Lockheed Martin Australia will complete a technology fit-out of the two deployable facilities.
One will house ICT equipment used on deployment while the other will provide a space for duty personnel and mission planning.
Once accepted by the RAAF, these facilities will be deployed to Luke AFB in Arizona where they will be used to support operations and maintenance of the first two RAAF F-35A aircraft planned for delivery to Australia in December 2018.
Lockheed Martin Australia chief executive Vince Di Pietro said completion of the first deployable facilities by Varley Group was a further reinforcement of Lockheed Martin Australia’s critical role in delivering an end-to-end sustainment solution for Australia’s advanced F-35 capability.
“As fifth-generation technology design pioneers, Lockheed Martin is uniquely placed to understand and meet the sustainment requirements of the world’s most advanced fighter aircraft; the F-35 Joint Strike Fighter,” he said at the handover ceremony at Varley Group’s Australian headquarters in Tomago on Monday.
“The RAAF’s deployable facilities will play a critical role in supporting operations and maintenance activities for the F-35A aircraft – predictive prognostic and mission support requirements in the realisation of a truly networked and integrated Australian Defence Force.”
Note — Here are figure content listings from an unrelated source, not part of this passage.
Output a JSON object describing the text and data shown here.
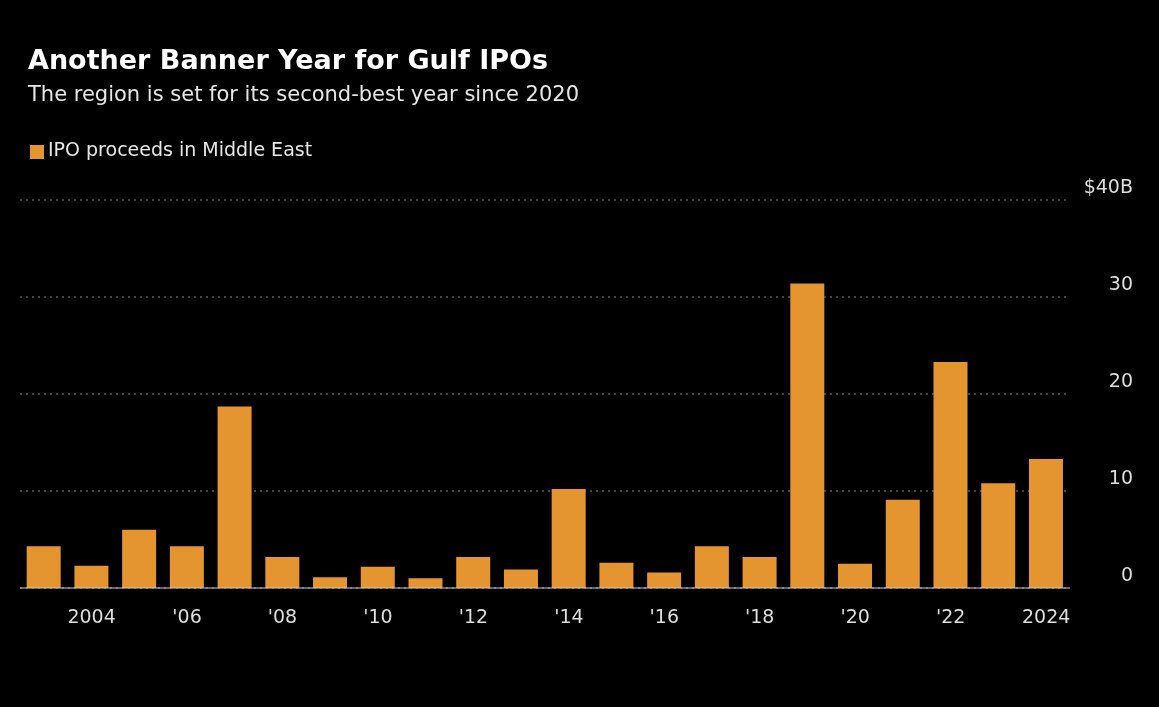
{
  "chart_data": {
    "type": "bar",
    "title": "Another Banner Year for Gulf IPOs",
    "subtitle": "The region is set for its second-best year since 2020",
    "categories": [
      null,
      "2004",
      null,
      "'06",
      null,
      "'08",
      null,
      "'10",
      null,
      "'12",
      null,
      "'14",
      null,
      "'16",
      null,
      "'18",
      null,
      "'20",
      null,
      "'22",
      null,
      "2024"
    ],
    "series": [
      {
        "name": "IPO proceeds in Middle East",
        "color": "#e5952f",
        "values": [
          4.3,
          2.3,
          6.0,
          4.3,
          18.7,
          3.2,
          1.1,
          2.2,
          1.0,
          3.2,
          1.9,
          10.2,
          2.6,
          1.6,
          4.3,
          3.2,
          31.4,
          2.5,
          9.1,
          23.3,
          10.8,
          13.3
        ]
      }
    ],
    "ylim": [
      0,
      40
    ],
    "yticks": [
      0,
      10,
      20,
      30,
      {
        "value": 40,
        "label": "$40B"
      }
    ],
    "grid": "y",
    "legend": "top left"
  }
}
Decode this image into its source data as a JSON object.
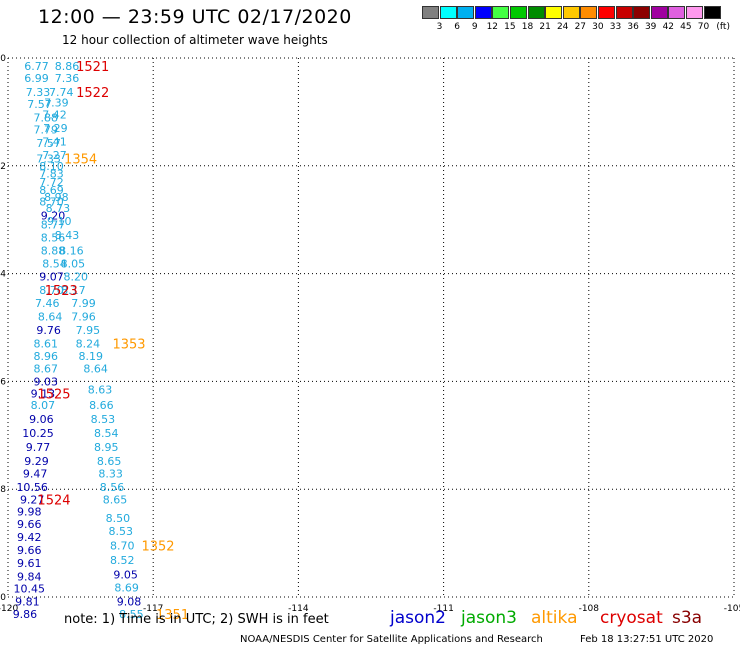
{
  "header": {
    "title": "12:00 — 23:59 UTC 02/17/2020",
    "subtitle": "12 hour collection of altimeter wave heights"
  },
  "legend": {
    "unit": "(ft)",
    "bins": [
      {
        "label": "3",
        "color": "#808080"
      },
      {
        "label": "6",
        "color": "#00ffff"
      },
      {
        "label": "9",
        "color": "#00b0f0"
      },
      {
        "label": "12",
        "color": "#0000ff"
      },
      {
        "label": "15",
        "color": "#44ff44"
      },
      {
        "label": "18",
        "color": "#00c800"
      },
      {
        "label": "21",
        "color": "#008c00"
      },
      {
        "label": "24",
        "color": "#ffff00"
      },
      {
        "label": "27",
        "color": "#ffc800"
      },
      {
        "label": "30",
        "color": "#ff8c00"
      },
      {
        "label": "33",
        "color": "#ff0000"
      },
      {
        "label": "36",
        "color": "#c80000"
      },
      {
        "label": "39",
        "color": "#8c0000"
      },
      {
        "label": "42",
        "color": "#a000a0"
      },
      {
        "label": "45",
        "color": "#e060e0"
      },
      {
        "label": "70",
        "color": "#ff99ee"
      },
      {
        "label": "",
        "color": "#000000"
      }
    ]
  },
  "footer": {
    "note": "note:  1) Time is in UTC;  2) SWH is in feet",
    "satellites": [
      {
        "name": "jason2",
        "color": "#0000cc"
      },
      {
        "name": "jason3",
        "color": "#00aa00"
      },
      {
        "name": "altika",
        "color": "#ff9900"
      },
      {
        "name": "cryosat",
        "color": "#dd0000"
      },
      {
        "name": "s3a",
        "color": "#880000"
      }
    ],
    "credit": "NOAA/NESDIS Center for Satellite Applications and Research",
    "timestamp": "Feb 18 13:27:51 UTC 2020"
  },
  "chart_data": {
    "type": "scatter",
    "xlim": [
      -120,
      -105
    ],
    "ylim": [
      -10,
      0
    ],
    "xticks": [
      "-120",
      "-117",
      "-114",
      "-111",
      "-108",
      "-105"
    ],
    "yticks": [
      "0",
      "-2",
      "-4",
      "-6",
      "-8",
      "-10"
    ],
    "colors": {
      "cyan": "#22aadd",
      "blue": "#0000aa",
      "red": "#dd0000",
      "orange": "#ff9900"
    },
    "points": [
      {
        "x": -119.41,
        "y": -0.15,
        "t": "6.77",
        "c": "cyan"
      },
      {
        "x": -118.78,
        "y": -0.15,
        "t": "8.86",
        "c": "cyan"
      },
      {
        "x": -119.41,
        "y": -0.37,
        "t": "6.99",
        "c": "cyan"
      },
      {
        "x": -118.78,
        "y": -0.37,
        "t": "7.36",
        "c": "cyan"
      },
      {
        "x": -119.38,
        "y": -0.63,
        "t": "7.33",
        "c": "cyan"
      },
      {
        "x": -118.9,
        "y": -0.63,
        "t": "7.74",
        "c": "cyan"
      },
      {
        "x": -119.35,
        "y": -0.85,
        "t": "7.57",
        "c": "cyan"
      },
      {
        "x": -119.0,
        "y": -0.83,
        "t": "7.39",
        "c": "cyan"
      },
      {
        "x": -119.22,
        "y": -1.1,
        "t": "7.88",
        "c": "cyan"
      },
      {
        "x": -119.04,
        "y": -1.05,
        "t": "7.42",
        "c": "cyan"
      },
      {
        "x": -119.22,
        "y": -1.33,
        "t": "7.79",
        "c": "cyan"
      },
      {
        "x": -119.02,
        "y": -1.3,
        "t": "7.29",
        "c": "cyan"
      },
      {
        "x": -119.16,
        "y": -1.58,
        "t": "7.57",
        "c": "cyan"
      },
      {
        "x": -119.04,
        "y": -1.55,
        "t": "7.41",
        "c": "cyan"
      },
      {
        "x": -119.04,
        "y": -1.8,
        "t": "7.27",
        "c": "cyan"
      },
      {
        "x": -119.16,
        "y": -1.86,
        "t": "7.33",
        "c": "cyan"
      },
      {
        "x": -119.1,
        "y": -2.0,
        "t": "8.10",
        "c": "cyan"
      },
      {
        "x": -119.1,
        "y": -2.14,
        "t": "7.83",
        "c": "cyan"
      },
      {
        "x": -119.1,
        "y": -2.3,
        "t": "7.72",
        "c": "cyan"
      },
      {
        "x": -119.1,
        "y": -2.45,
        "t": "8.69",
        "c": "cyan"
      },
      {
        "x": -119.0,
        "y": -2.58,
        "t": "8.98",
        "c": "cyan"
      },
      {
        "x": -119.1,
        "y": -2.66,
        "t": "8.70",
        "c": "cyan"
      },
      {
        "x": -118.97,
        "y": -2.78,
        "t": "8.73",
        "c": "cyan"
      },
      {
        "x": -119.07,
        "y": -2.92,
        "t": "9.20",
        "c": "blue"
      },
      {
        "x": -118.94,
        "y": -3.02,
        "t": "9.10",
        "c": "cyan"
      },
      {
        "x": -119.07,
        "y": -3.09,
        "t": "8.77",
        "c": "cyan"
      },
      {
        "x": -118.78,
        "y": -3.28,
        "t": "8.43",
        "c": "cyan"
      },
      {
        "x": -119.07,
        "y": -3.33,
        "t": "8.56",
        "c": "cyan"
      },
      {
        "x": -119.07,
        "y": -3.57,
        "t": "8.88",
        "c": "cyan"
      },
      {
        "x": -118.69,
        "y": -3.57,
        "t": "8.16",
        "c": "cyan"
      },
      {
        "x": -119.04,
        "y": -3.81,
        "t": "8.54",
        "c": "cyan"
      },
      {
        "x": -118.66,
        "y": -3.81,
        "t": "8.05",
        "c": "cyan"
      },
      {
        "x": -119.1,
        "y": -4.05,
        "t": "9.07",
        "c": "blue"
      },
      {
        "x": -118.6,
        "y": -4.05,
        "t": "8.20",
        "c": "cyan"
      },
      {
        "x": -119.1,
        "y": -4.3,
        "t": "8.70",
        "c": "cyan"
      },
      {
        "x": -118.65,
        "y": -4.3,
        "t": "8.17",
        "c": "cyan"
      },
      {
        "x": -119.19,
        "y": -4.55,
        "t": "7.46",
        "c": "cyan"
      },
      {
        "x": -118.44,
        "y": -4.55,
        "t": "7.99",
        "c": "cyan"
      },
      {
        "x": -119.13,
        "y": -4.8,
        "t": "8.64",
        "c": "cyan"
      },
      {
        "x": -118.44,
        "y": -4.8,
        "t": "7.96",
        "c": "cyan"
      },
      {
        "x": -119.16,
        "y": -5.05,
        "t": "9.76",
        "c": "blue"
      },
      {
        "x": -118.35,
        "y": -5.05,
        "t": "7.95",
        "c": "cyan"
      },
      {
        "x": -119.22,
        "y": -5.3,
        "t": "8.61",
        "c": "cyan"
      },
      {
        "x": -118.35,
        "y": -5.3,
        "t": "8.24",
        "c": "cyan"
      },
      {
        "x": -119.22,
        "y": -5.53,
        "t": "8.96",
        "c": "cyan"
      },
      {
        "x": -118.29,
        "y": -5.53,
        "t": "8.19",
        "c": "cyan"
      },
      {
        "x": -119.22,
        "y": -5.76,
        "t": "8.67",
        "c": "cyan"
      },
      {
        "x": -118.19,
        "y": -5.76,
        "t": "8.64",
        "c": "cyan"
      },
      {
        "x": -119.22,
        "y": -6.0,
        "t": "9.03",
        "c": "blue"
      },
      {
        "x": -118.1,
        "y": -6.15,
        "t": "8.63",
        "c": "cyan"
      },
      {
        "x": -119.28,
        "y": -6.22,
        "t": "9.13",
        "c": "blue"
      },
      {
        "x": -119.28,
        "y": -6.44,
        "t": "8.07",
        "c": "cyan"
      },
      {
        "x": -118.07,
        "y": -6.44,
        "t": "8.66",
        "c": "cyan"
      },
      {
        "x": -119.31,
        "y": -6.7,
        "t": "9.06",
        "c": "blue"
      },
      {
        "x": -118.04,
        "y": -6.7,
        "t": "8.53",
        "c": "cyan"
      },
      {
        "x": -119.38,
        "y": -6.96,
        "t": "10.25",
        "c": "blue"
      },
      {
        "x": -117.97,
        "y": -6.96,
        "t": "8.54",
        "c": "cyan"
      },
      {
        "x": -119.38,
        "y": -7.22,
        "t": "9.77",
        "c": "blue"
      },
      {
        "x": -117.97,
        "y": -7.22,
        "t": "8.95",
        "c": "cyan"
      },
      {
        "x": -119.41,
        "y": -7.48,
        "t": "9.29",
        "c": "blue"
      },
      {
        "x": -117.91,
        "y": -7.48,
        "t": "8.65",
        "c": "cyan"
      },
      {
        "x": -119.44,
        "y": -7.71,
        "t": "9.47",
        "c": "blue"
      },
      {
        "x": -117.88,
        "y": -7.71,
        "t": "8.33",
        "c": "cyan"
      },
      {
        "x": -119.5,
        "y": -7.96,
        "t": "10.56",
        "c": "blue"
      },
      {
        "x": -117.85,
        "y": -7.96,
        "t": "8.56",
        "c": "cyan"
      },
      {
        "x": -119.5,
        "y": -8.19,
        "t": "9.27",
        "c": "blue"
      },
      {
        "x": -117.79,
        "y": -8.19,
        "t": "8.65",
        "c": "cyan"
      },
      {
        "x": -119.56,
        "y": -8.41,
        "t": "9.98",
        "c": "blue"
      },
      {
        "x": -117.73,
        "y": -8.53,
        "t": "8.50",
        "c": "cyan"
      },
      {
        "x": -119.56,
        "y": -8.65,
        "t": "9.66",
        "c": "blue"
      },
      {
        "x": -117.67,
        "y": -8.78,
        "t": "8.53",
        "c": "cyan"
      },
      {
        "x": -119.56,
        "y": -8.89,
        "t": "9.42",
        "c": "blue"
      },
      {
        "x": -119.56,
        "y": -9.13,
        "t": "9.66",
        "c": "blue"
      },
      {
        "x": -117.64,
        "y": -9.04,
        "t": "8.70",
        "c": "cyan"
      },
      {
        "x": -119.56,
        "y": -9.37,
        "t": "9.61",
        "c": "blue"
      },
      {
        "x": -117.64,
        "y": -9.31,
        "t": "8.52",
        "c": "cyan"
      },
      {
        "x": -119.56,
        "y": -9.62,
        "t": "9.84",
        "c": "blue"
      },
      {
        "x": -117.57,
        "y": -9.58,
        "t": "9.05",
        "c": "blue"
      },
      {
        "x": -119.56,
        "y": -9.84,
        "t": "10.45",
        "c": "blue"
      },
      {
        "x": -117.55,
        "y": -9.82,
        "t": "8.69",
        "c": "cyan"
      },
      {
        "x": -119.6,
        "y": -10.08,
        "t": "9.81",
        "c": "blue"
      },
      {
        "x": -117.5,
        "y": -10.08,
        "t": "9.08",
        "c": "blue"
      },
      {
        "x": -119.65,
        "y": -10.32,
        "t": "9.86",
        "c": "blue"
      },
      {
        "x": -117.45,
        "y": -10.32,
        "t": "8.55",
        "c": "cyan"
      }
    ],
    "track_labels": [
      {
        "x": -118.25,
        "y": -0.15,
        "t": "1521",
        "c": "red"
      },
      {
        "x": -118.25,
        "y": -0.63,
        "t": "1522",
        "c": "red"
      },
      {
        "x": -118.5,
        "y": -1.86,
        "t": "1354",
        "c": "orange"
      },
      {
        "x": -118.9,
        "y": -4.3,
        "t": "1523",
        "c": "red"
      },
      {
        "x": -117.5,
        "y": -5.3,
        "t": "1353",
        "c": "orange"
      },
      {
        "x": -119.05,
        "y": -6.22,
        "t": "1525",
        "c": "red"
      },
      {
        "x": -119.05,
        "y": -8.19,
        "t": "1524",
        "c": "red"
      },
      {
        "x": -116.9,
        "y": -9.04,
        "t": "1352",
        "c": "orange"
      },
      {
        "x": -116.6,
        "y": -10.32,
        "t": "1351",
        "c": "orange"
      }
    ]
  }
}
Varley Group managing director Jeff Phillips said Varley and Lockheed Martin Australia had delivered on time an Australian build, made from Australian steel by Australian workers in the Hunter.
He said this was an opportunity to export the deployable facilities to the world.
“Without Lockheed Martin Australia’s investment in the Australian defence industry and more importantly in Varley Group, 20 direct Varley jobs, including two apprentices, and another 50 local jobs downstream in the supply chain, would’ve been lost to the Hunter,” Phillips said.
“The Hunter is on the verge of a defence jobs and defence exports boom.”
Defence Industry Minister Christopher Pyne said these new facilities were critical to enabling F-35s to be operated and maintained while deployed away their home bases.
“Without the deployable facilities, the aircraft’s full capabilities will not be realised,” he said.
“This is another strong example of opportunities in Australia’s expanding defence industry being taken up by companies in Australia’s regional areas.”
Australia is buying 72 F-35 aircraft, with the first two arriving in Australia at the end of the year.
Currently, the first two aircraft are flying in the US as part of the international pilot training pool at Luke USAF base in Arizona.
The new aircraft will be based at RAAF bases at Williamtown, NSW, and Tindal in the Northern Territory.